Chi spera di fatturare molto è il fondatore di MyWoWo, start up del turismo operativa dall’1 agosto 2017: “È nata da un’esigenza personale - racconta Stratos Baschenis - quella di evitare lunghe code, costi alti e contenuti troppo lunghi delle audioguide”. MyWoWo è un’app in sette lingue che prende per mano i turisti e li porta a conoscere le città in maniera innovativa e divertente: “Siamo all’inizio, speriamo di avere milioni di utenti che si appassionino ai nostri contenuti”.

La gestione dei dati

La gestione delle mille informazioni che arrivano dal web è compito di Watson, un sistema di intelligenza artificiale di Ibm che aiuta le imprese a organizzare milioni di dati. Per le nuove aziende, in particolare, spiega Nicola Losito, direttore digital business at IBM Italia, “abbiamo 90 anni di esperienza e di relazioni di business che mettiamo a disposizione gratuitamente delle start up che selezioniamo. Ogni anno ne valutiamo 400, ma ne entrano nel programma al massimo in 30”.
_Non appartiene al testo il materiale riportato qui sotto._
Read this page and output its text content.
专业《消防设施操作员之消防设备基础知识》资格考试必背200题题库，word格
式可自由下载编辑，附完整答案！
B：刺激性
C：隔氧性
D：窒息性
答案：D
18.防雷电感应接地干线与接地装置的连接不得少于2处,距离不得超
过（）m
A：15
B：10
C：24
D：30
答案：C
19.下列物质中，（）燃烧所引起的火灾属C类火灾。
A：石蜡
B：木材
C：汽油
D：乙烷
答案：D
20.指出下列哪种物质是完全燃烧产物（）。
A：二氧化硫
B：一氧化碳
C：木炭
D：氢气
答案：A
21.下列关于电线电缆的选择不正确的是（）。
Le grandi aziende collaborano con le start up

Anche Enel, “che negli ultimi 15 anni è cambiata tantissimo”, punta sull’open innovation: “Oggi con noi lavorano 88 start up - dice l’ingegnere Carlo Napoli - e lavorano in molti ambiti, dalla manutenzione degli impianti alla diagnostica”.

Non è da meno Lottomatica impegnata com’è sul fronte dell’innovazione: “Abbiamo investito 200 mila euro in formazione e innovazione per la crescita di nuove competenze - afferma Roberto Saracino, Cto (Chief Technical Officer) di Lottomatica. "Di tecnologia ce n’è tanta, ma la differenza la fanno sia le persone che lo studio continuo. A noi servono idee e persone che ci aiutino a trasformarci nel nostro percorso di innovazione in un’ottica di integrazione umana sul digitale”.